Suite «à plusieurs troubles à l’ordre public de différentes natures (vols à main armée, carjacking et tentatives de carjacking, embuscades) [commis à Sandy Ground et] du fait d’un groupe d’individus au cours des dernières semaines», le commandant de gendarmerie a demandé au préfet de pouvoir utiliser une caméra embarquée sur un drone dans une partie du quartier. Le représentant de l'Etat a accordé l'autorisation pour une durée de trois mois «au titre de la prévention des atteintes à la sécurité des personnes et des biens». Ce n'est pas première fois que les gendarmes recourent à ce type de surveillance à Saint-Martin. Par contre, c'est la première fois que l'association Vigie Liberté le dénonce ici.

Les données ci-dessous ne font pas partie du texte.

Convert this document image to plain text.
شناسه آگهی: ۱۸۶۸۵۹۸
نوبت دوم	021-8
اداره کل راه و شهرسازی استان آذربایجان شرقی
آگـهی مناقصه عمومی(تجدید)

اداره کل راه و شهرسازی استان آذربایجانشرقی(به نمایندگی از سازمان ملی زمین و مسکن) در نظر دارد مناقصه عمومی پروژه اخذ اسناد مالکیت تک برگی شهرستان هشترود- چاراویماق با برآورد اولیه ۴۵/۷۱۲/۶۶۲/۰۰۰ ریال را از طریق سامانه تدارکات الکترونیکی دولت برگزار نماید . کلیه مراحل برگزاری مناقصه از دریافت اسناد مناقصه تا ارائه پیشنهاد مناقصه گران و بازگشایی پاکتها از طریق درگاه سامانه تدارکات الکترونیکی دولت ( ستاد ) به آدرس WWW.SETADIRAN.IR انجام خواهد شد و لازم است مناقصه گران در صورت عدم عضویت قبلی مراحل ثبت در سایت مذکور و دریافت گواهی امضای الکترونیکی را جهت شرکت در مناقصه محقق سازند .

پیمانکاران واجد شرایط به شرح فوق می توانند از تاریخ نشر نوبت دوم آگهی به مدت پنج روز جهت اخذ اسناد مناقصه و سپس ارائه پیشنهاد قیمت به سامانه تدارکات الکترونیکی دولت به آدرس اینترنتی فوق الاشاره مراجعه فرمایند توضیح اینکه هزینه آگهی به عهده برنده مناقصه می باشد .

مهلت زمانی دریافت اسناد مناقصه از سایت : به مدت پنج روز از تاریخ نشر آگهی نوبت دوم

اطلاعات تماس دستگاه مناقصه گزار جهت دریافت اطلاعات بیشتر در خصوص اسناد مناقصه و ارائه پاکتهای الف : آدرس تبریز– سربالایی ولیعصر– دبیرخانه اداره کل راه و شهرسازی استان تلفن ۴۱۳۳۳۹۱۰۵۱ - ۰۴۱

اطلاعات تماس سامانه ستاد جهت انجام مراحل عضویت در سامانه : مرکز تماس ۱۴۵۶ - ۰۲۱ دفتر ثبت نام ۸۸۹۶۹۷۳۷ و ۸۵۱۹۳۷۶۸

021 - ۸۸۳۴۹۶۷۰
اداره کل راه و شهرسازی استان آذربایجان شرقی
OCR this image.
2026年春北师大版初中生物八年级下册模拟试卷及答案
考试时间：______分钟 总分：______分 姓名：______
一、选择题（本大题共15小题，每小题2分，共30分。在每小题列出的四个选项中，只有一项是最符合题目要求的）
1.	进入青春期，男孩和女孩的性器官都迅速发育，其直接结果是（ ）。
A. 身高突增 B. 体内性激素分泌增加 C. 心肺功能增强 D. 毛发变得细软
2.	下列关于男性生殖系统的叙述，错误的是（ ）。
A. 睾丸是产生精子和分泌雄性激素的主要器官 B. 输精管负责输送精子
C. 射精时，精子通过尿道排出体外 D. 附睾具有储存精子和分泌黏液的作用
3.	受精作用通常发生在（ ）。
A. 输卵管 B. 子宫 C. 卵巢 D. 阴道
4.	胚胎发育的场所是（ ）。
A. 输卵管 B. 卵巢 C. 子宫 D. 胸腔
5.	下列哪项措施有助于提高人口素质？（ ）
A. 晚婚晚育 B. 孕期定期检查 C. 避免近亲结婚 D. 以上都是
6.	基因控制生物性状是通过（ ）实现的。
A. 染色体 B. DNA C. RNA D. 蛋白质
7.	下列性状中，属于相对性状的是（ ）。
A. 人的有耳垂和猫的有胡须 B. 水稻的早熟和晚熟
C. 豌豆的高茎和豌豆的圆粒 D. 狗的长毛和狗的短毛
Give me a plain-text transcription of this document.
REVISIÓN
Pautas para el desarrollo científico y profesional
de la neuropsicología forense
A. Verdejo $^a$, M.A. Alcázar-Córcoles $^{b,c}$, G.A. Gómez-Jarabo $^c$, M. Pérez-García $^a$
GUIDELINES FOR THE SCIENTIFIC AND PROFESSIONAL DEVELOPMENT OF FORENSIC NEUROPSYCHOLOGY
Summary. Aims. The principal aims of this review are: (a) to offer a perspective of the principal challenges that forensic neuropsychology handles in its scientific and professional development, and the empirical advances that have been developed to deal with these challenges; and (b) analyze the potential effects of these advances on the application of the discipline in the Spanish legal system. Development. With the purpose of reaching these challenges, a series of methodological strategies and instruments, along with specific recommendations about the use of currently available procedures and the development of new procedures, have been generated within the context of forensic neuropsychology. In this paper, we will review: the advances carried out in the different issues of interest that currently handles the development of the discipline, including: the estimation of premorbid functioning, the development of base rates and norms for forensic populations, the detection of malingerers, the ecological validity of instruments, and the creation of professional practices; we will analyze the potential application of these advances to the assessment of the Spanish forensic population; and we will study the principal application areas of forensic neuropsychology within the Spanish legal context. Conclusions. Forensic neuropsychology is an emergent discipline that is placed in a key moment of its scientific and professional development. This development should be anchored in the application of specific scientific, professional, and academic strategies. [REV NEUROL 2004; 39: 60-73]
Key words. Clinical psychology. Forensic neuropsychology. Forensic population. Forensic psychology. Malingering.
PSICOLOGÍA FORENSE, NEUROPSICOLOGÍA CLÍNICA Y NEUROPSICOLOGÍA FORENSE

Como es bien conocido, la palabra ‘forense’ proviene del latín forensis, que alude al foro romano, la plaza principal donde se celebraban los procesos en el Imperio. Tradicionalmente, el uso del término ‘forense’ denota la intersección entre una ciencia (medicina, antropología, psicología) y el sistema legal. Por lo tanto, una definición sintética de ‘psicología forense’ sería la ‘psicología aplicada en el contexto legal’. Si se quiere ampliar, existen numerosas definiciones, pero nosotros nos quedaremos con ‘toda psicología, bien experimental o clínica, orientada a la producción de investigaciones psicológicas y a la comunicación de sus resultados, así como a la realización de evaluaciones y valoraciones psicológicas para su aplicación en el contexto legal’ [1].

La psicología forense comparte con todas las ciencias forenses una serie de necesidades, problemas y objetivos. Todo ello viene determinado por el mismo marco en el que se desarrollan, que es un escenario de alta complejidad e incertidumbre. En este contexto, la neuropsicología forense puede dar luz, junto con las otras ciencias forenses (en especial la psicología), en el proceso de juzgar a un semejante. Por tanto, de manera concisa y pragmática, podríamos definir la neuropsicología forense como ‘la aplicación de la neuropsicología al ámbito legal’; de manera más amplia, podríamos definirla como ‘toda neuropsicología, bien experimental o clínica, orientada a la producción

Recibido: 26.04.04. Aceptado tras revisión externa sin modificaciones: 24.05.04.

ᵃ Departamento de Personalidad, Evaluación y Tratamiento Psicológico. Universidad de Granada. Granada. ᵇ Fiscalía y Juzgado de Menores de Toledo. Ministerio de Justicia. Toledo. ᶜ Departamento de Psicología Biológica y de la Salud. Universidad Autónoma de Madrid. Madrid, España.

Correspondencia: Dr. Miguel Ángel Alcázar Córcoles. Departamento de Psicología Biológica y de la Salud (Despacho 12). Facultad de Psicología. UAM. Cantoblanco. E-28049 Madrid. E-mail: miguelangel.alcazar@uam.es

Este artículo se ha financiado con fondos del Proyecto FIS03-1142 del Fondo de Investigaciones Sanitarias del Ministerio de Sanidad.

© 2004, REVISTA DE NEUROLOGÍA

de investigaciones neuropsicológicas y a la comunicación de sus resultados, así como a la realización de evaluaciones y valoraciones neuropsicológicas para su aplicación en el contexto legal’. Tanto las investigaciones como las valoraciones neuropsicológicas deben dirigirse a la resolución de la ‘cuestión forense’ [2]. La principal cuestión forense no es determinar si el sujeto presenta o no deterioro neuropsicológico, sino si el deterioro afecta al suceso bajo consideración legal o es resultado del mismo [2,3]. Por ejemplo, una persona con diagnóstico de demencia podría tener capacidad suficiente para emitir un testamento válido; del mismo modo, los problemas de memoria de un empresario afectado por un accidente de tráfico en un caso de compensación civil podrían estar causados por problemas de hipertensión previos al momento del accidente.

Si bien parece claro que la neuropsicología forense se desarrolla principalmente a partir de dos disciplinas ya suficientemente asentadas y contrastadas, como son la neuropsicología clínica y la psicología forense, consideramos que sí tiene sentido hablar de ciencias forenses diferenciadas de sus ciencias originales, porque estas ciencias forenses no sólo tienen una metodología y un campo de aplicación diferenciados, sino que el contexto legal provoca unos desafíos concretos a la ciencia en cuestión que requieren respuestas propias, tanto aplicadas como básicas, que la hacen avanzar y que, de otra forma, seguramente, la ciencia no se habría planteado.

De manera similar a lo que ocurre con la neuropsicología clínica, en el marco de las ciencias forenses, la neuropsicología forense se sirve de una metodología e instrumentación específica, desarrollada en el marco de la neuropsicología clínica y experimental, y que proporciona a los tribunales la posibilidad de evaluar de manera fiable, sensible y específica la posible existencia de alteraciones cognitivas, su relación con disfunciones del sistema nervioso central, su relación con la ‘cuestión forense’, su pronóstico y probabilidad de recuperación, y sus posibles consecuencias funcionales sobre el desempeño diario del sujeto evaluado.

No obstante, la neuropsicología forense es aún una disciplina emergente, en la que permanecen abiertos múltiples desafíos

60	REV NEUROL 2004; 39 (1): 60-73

Créée en février 2024 et domiciliée à Paris, cette association «a pour but de veiller au respect de la protection des données personnelles des individus et d'agir en faveur du droit pour tout individu de circuler, se réunir et se rassembler dans l'espace public ou les lieux accueillants du public». C'est ainsi qu'elle saisit régulièrement les tribunaux administratifs en France pour faire annuler des décisions préfectorales ou communales qui, selon elle, portent atteinte à la liberté des citoyens.
Au cours des deux derniers mois, elle a ainsi présenté des mémoires- avec ou sans succès - auprès des tribunaux de Paris, Cergy-Pontoise, Montpellier, Lille, Bordeaux, Versailles, Poitier, Melun, Rennes ou encore Orléans. Elle est aussi allée en Guyane, en Guadeloupe et Martinique. Le 26 janvier, elle était au tribunal administratif de Saint-Martin.
L'association a fondé sa défense sur deux principaux points : «l'atteinte grave et manifestement illégale au droit au respect de la vie privée, au droit à la protection des données personnes» et l'usage disproportionné de drone par rapport au contexte.
D'une part, l'association estime que l'arrêté préfectoral a réduit les droits de la population car il a été exécuté dès sa publication, ce qui ne lui a pas laissé le temps d'en prendre connaissance et de le contester. Elle ajoute que le dispositif «autorise un traitement massif de données à caractère personnel» et qu'une fois les images enregistrées par la caméra, «le préjudice subi par les personnes concernées ne saurait être réparé».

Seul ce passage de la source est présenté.